Come next year, voting in student elections could be just one click away. U of T hopes to launch a website in the spring to allow student clubs and societies to hold their elections online. Students will be able to see current and upcoming elections they can vote in, as well as past election results.

“We had a number of student societies coming to us asking for the ability to do some online elections,” said Jim Delaney, director of the Office of the Vice-Provost, Students. “We did some testing with a few student societies and we decided we needed to do a bit more development.”

In 2008, the Student Life office partnered with Student Information Systems, which runs ROSI, to develop the site.

Delaney said that a primary consideration is maintaining the integrity of the election process.

For the Woodsworth College Student Association, which tested the system with its past two elections, moving online has resulted in more students voting.

“Previously it had been only paper ballots.
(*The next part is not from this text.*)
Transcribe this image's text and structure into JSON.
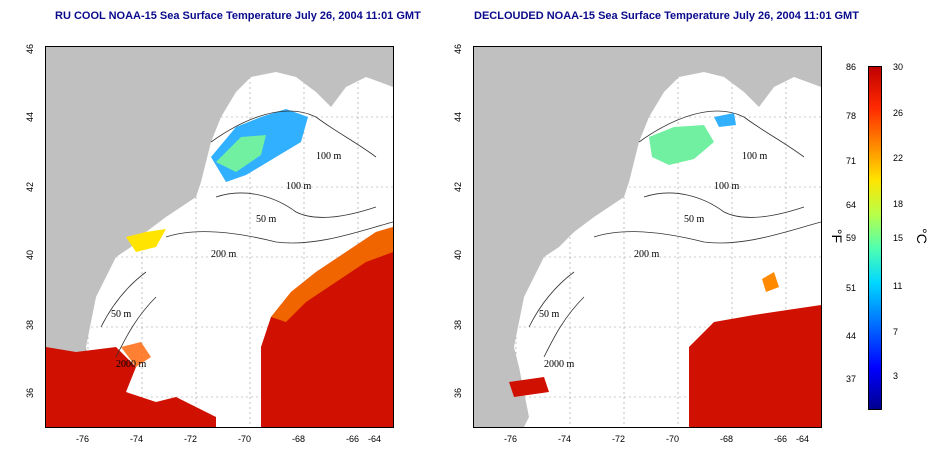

That obviously restricted the number of people who chose to become involved because they may not physically be at the college,” said Liza Nassim, dean of students and a former elections officer for WCSA. “Given the online option, students can vote from wherever they are.”

Voting online resolves the privacy concern of providing names and student numbers at polling stations. It also removes the need to have provisions in place to ensure people don’t vote twice.

“We generally have relatively low voter turnout, but I would say [voting] went up 50 per cent,” said Nassim. “There was really no downside, it was just fantastic.”

Online voting doesn’t have unanimous approval. Andreas Kloppenburg, a member of the UC Literary and Athletic Society, ran for UTSU last year on the Change ticket. “Personally, I think paper ballots are the best,” Kloppenburg said. “It [online voting] is a complicated system […] you can’t really get the volume of votes you can get with paper ballots.”

Voting.utoronto.ca is already up, but there are no elections currently listed.